Just this past week DeShawn Stevenson, now of the Hawks but then of the Mavericks, said the forward-thinking approach of Mark Cuban toward 2012 free agency essentially robbed Dallas of at least getting back to the Finals against the Heat.

To his credit, Cuban wanted it all. To Dallas' detriment, it effectively, at least as Stevenson now claims, cost Dallas a season of championship contention.

In the wake of 2010 free agency, David Stern spoke of how the process drew focus to his league, created the type of offseason interest heretofore unseen in the NBA during the summer months.

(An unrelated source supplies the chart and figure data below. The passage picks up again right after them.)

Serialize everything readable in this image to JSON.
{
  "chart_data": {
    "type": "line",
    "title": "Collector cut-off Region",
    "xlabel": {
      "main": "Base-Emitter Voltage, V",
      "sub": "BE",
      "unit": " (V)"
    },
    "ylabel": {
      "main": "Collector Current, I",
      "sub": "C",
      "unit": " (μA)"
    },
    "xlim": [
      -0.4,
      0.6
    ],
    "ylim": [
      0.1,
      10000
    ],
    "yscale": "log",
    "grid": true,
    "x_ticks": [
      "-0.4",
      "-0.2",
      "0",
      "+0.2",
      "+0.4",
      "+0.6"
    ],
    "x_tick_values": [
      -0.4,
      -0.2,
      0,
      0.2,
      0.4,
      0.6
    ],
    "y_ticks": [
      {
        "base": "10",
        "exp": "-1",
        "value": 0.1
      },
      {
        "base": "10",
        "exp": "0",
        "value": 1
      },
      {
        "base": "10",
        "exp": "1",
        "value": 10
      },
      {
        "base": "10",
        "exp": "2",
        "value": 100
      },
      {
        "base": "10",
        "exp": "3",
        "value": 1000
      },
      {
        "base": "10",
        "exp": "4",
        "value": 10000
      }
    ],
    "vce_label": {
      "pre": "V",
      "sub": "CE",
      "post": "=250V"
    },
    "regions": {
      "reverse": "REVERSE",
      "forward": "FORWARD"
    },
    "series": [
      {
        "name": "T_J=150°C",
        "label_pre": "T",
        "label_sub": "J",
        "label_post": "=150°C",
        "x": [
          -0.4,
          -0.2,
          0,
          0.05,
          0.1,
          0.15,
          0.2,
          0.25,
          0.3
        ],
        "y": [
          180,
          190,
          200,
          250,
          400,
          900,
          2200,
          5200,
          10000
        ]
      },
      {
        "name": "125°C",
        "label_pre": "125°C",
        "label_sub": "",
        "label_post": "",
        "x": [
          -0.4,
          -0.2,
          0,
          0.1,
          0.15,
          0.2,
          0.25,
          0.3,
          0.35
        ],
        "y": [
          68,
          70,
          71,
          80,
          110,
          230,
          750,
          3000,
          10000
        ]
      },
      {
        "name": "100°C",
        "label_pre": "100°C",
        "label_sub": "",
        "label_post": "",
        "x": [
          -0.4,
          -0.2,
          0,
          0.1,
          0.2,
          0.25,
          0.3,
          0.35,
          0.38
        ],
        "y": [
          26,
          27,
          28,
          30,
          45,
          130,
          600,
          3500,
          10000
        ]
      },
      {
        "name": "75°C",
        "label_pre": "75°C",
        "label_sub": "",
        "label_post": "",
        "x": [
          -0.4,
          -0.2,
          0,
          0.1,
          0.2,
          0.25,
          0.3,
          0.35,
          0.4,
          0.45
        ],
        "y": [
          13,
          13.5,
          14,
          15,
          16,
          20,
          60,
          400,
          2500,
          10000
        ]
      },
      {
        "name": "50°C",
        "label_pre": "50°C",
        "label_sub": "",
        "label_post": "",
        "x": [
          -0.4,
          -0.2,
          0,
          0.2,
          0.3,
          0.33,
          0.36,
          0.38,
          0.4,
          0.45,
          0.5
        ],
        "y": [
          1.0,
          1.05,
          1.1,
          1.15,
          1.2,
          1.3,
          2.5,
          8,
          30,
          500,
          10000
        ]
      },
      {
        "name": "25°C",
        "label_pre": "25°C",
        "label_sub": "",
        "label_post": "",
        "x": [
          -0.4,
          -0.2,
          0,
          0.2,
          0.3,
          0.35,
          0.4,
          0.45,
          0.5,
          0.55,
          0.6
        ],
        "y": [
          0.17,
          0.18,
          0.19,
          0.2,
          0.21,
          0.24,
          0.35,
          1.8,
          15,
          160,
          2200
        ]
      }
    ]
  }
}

Of course, what else would you expect when there was no stopping the CAA-managed manipulation of the system that ultimately placed LeBron, Wade and Bosh in South Florida?

In the wake of July 2010, the NBA attempted to do everything possible to prevent such a moment from happening again.

And it hasn't. Didn't this offseason. Won't next offseason.

But then the opt outs in some of those 2010 contracts kick in in 2014 ... when we just might see it again.

For the league's network partners, the formation of super teams has been a boon. Fans might not embrace the Heat's Big Three, but they watch, in overwhelming television numbers.

But for every Heat, there are 29 other teams who come up short.

And it could happen again in 2014.

Until then, teams have to decide whether to sell the future or sell the moment.